Out of curiosity, I follow her into the kitchen, wondering what it is that had held the little boy at ransom. I can swear my heart stopped it was four pieces of pumpkin; a piece for each child. And that was the day’s meal for this family.
Finally, Abwin, her nine, six and three-year-old siblings sit down to tell their story in Ateso. “Sorry I was not here earlier, I was away looking for food because that is the only food left,” she says, pointing at the tiny, sooty saucepan. She and the other two siblings in P1 and P2 had left school earlier to labour in a neighbour’s garden.

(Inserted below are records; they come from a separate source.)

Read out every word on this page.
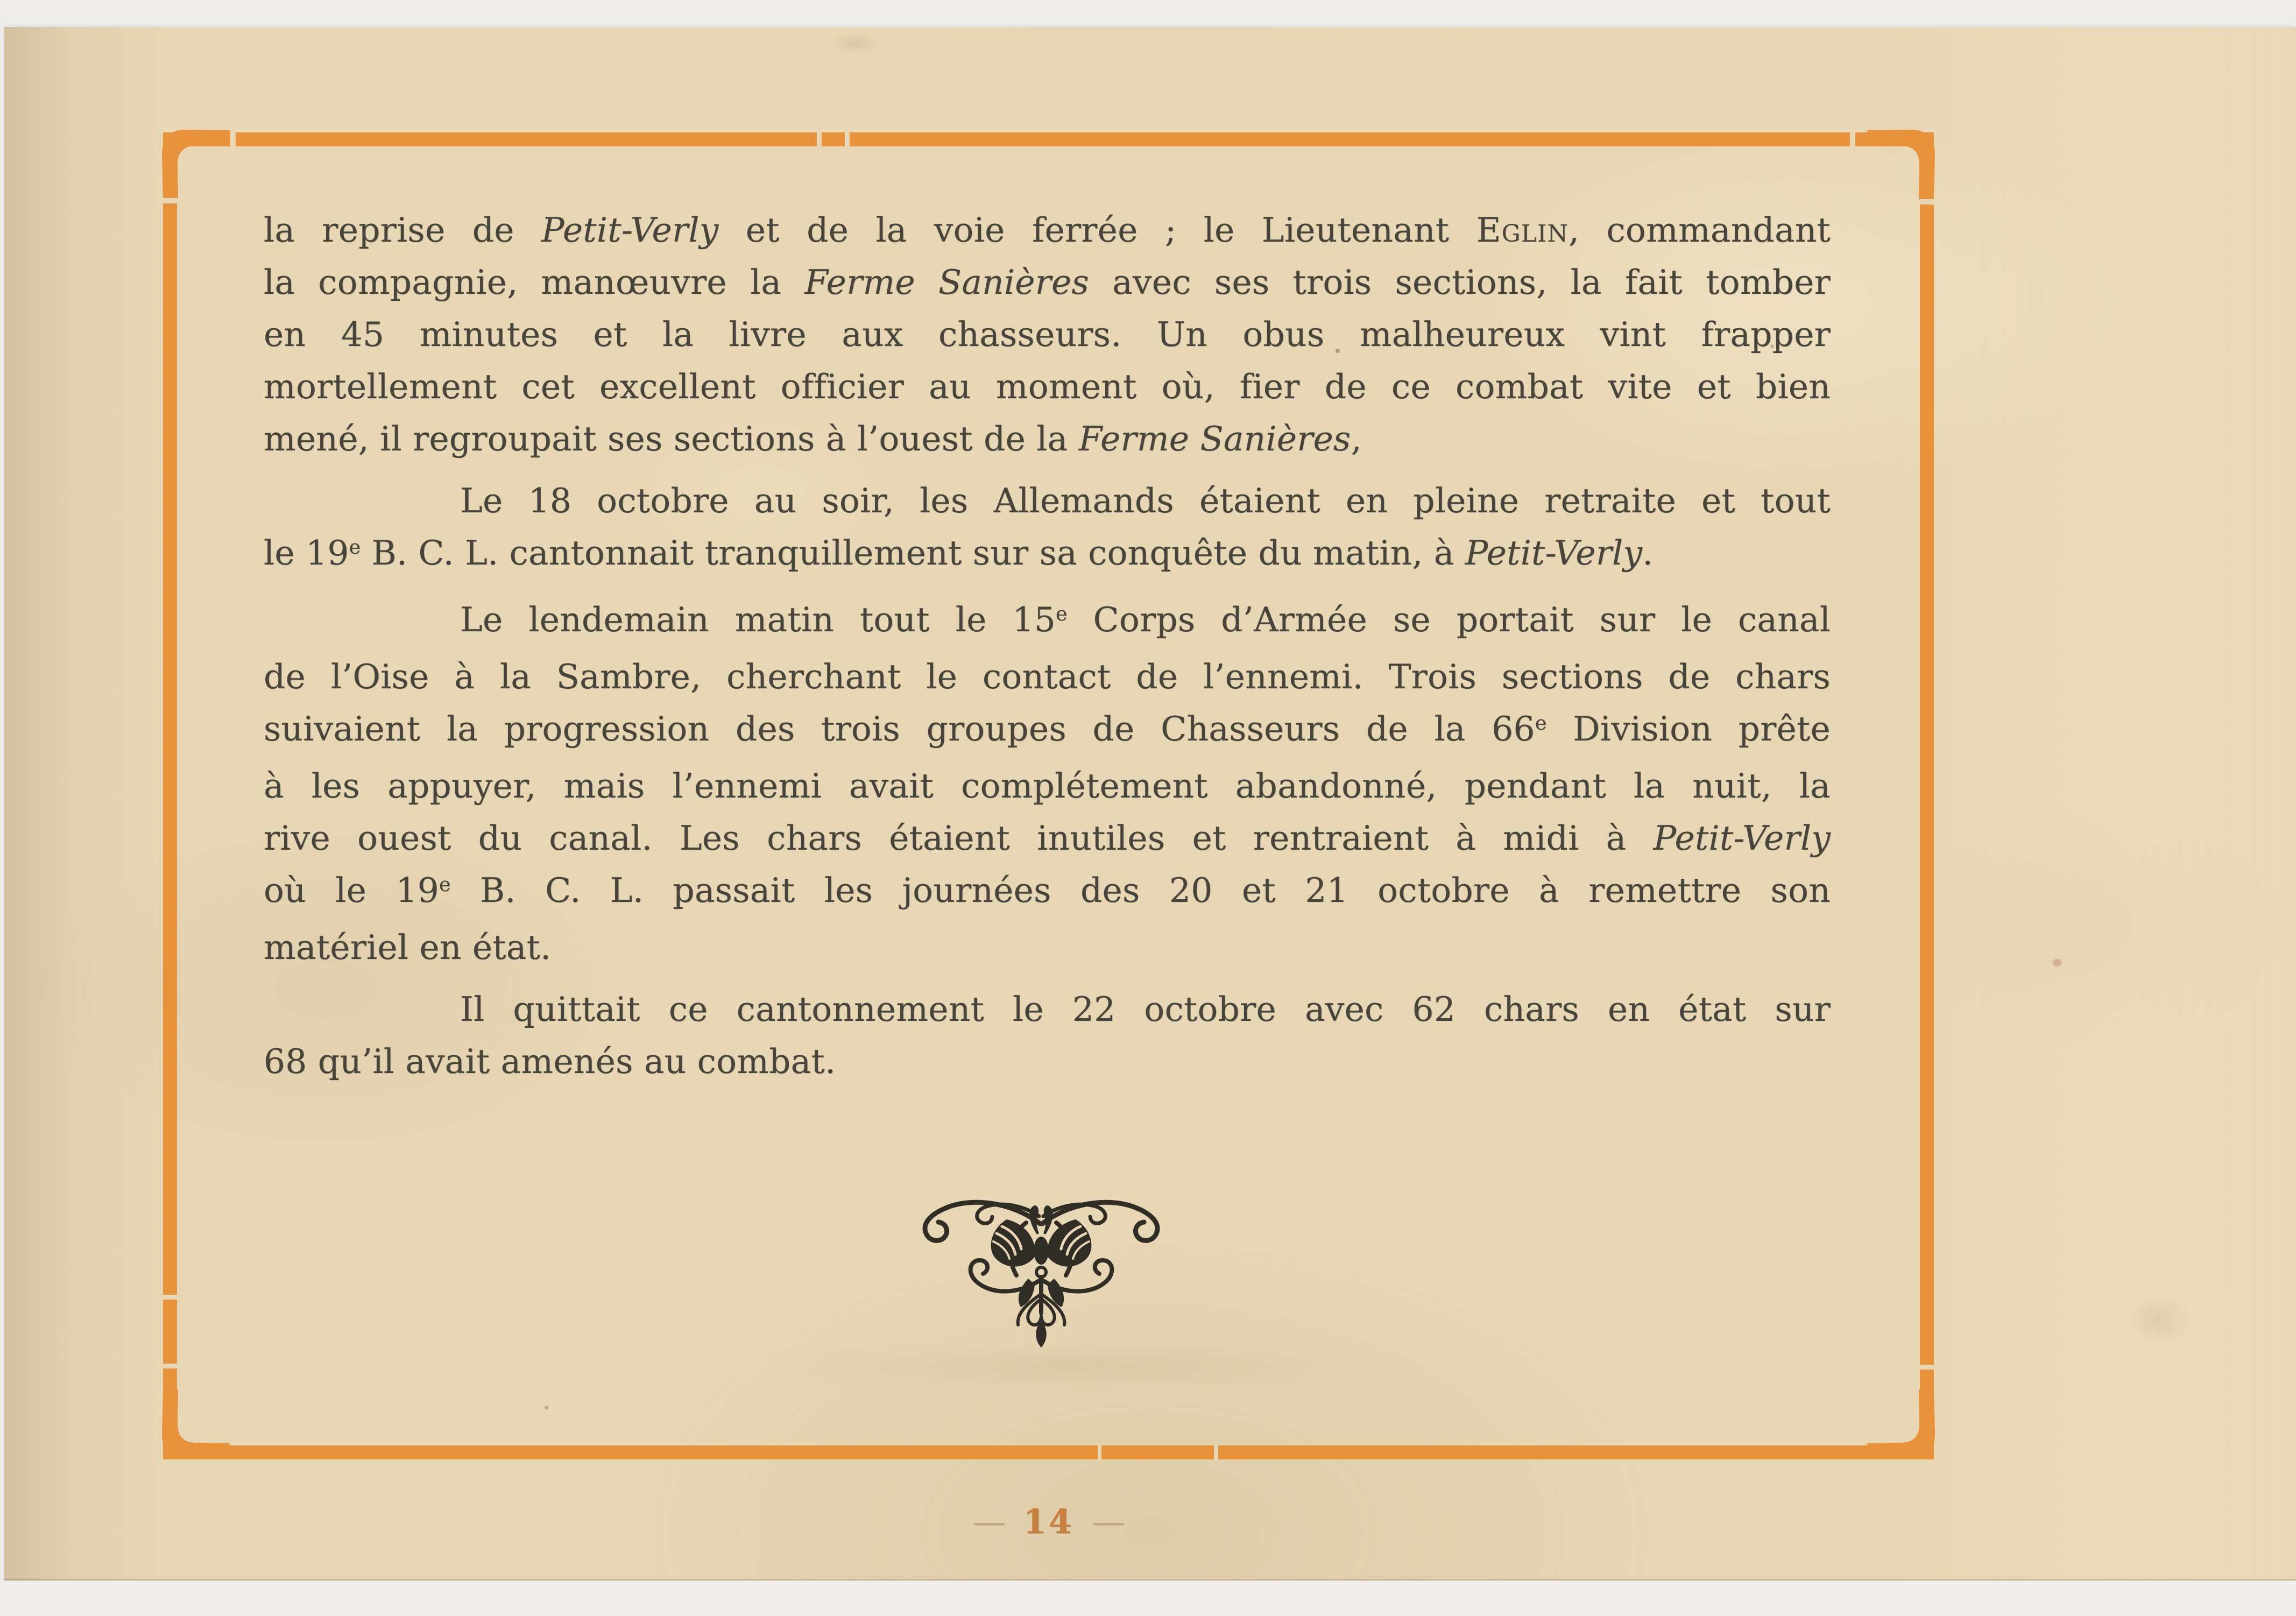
la reprise de Petit-Verly et de la voie ferrée ; le Lieutenant Eglin, commandant
la compagnie, manœuvre la Ferme Sanières avec ses trois sections, la fait tomber
en 45 minutes et la livre aux chasseurs. Un obus malheureux vint frapper
mortellement cet excellent officier au moment où, fier de ce combat vite et bien
mené, il regroupait ses sections à l’ouest de la Ferme Sanières,
Le 18 octobre au soir, les Allemands étaient en pleine retraite et tout
le 19e B. C. L. cantonnait tranquillement sur sa conquête du matin, à Petit-Verly.
Le lendemain matin tout le 15e Corps d’Armée se portait sur le canal
de l’Oise à la Sambre, cherchant le contact de l’ennemi. Trois sections de chars
suivaient la progression des trois groupes de Chasseurs de la 66e Division prête
à les appuyer, mais l’ennemi avait complétement abandonné, pendant la nuit, la
rive ouest du canal. Les chars étaient inutiles et rentraient à midi à Petit-Verly
où le 19e B. C. L. passait les journées des 20 et 21 octobre à remettre son
matériel en état.
Il quittait ce cantonnement le 22 octobre avec 62 chars en état sur
68 qu’il avait amenés au combat.
— 14 —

“When we finish peeling the neighbour’s cassava, we are given the tiny cassava pieces that are sliced badly, which we later dry and pound for flour,” Abwin says in a hushed tone.
The young girl has to labour in people’s gardens so the family can have a little soup to go with the flour. She makes up to sh2,000 a week, which she spends on the one-and-a-half kilogrammes of silver fish (mukene or omena). If she is lucky to make more, then she buys paraffin, salt and soap — all considered a luxury.
“When it gets really bad, I trek to my mother’s home and ask for help,” Abwin says piteously. Ironically though, the mother that she treks over 10 miles to seek help from, is in no better situation.
The casual labourer, who is now pregnant, can only raise either sh1,000 or sh2,000 every two months, and sometimes just a used piece of soap. All they have is half an acre of land that does not yield much as a result of unpredictable weather.
I then dare to look into the hut that is the family’s bedroom. It is alarming! Sun rays visibly poke through the mundanely thatched roof, like a torch of some sort.
“We do not sleep every time it rains at night. We are forced to stand in a corner with beddings, holding our clothes,” Abwin says, her eyes well up.
The head teacher, Aput-puti Primary School, Annette Igonyo, is worried that the girl might drop out of school.
“My worry is that the young girl might soon break and like her elder sisters, run off into an early marriage. Her younger brother will be the next head, since they barely know their relatives. I pray that maybe, just maybe, someone out there helps lift the weight off her shoulders before it is too late,” he says.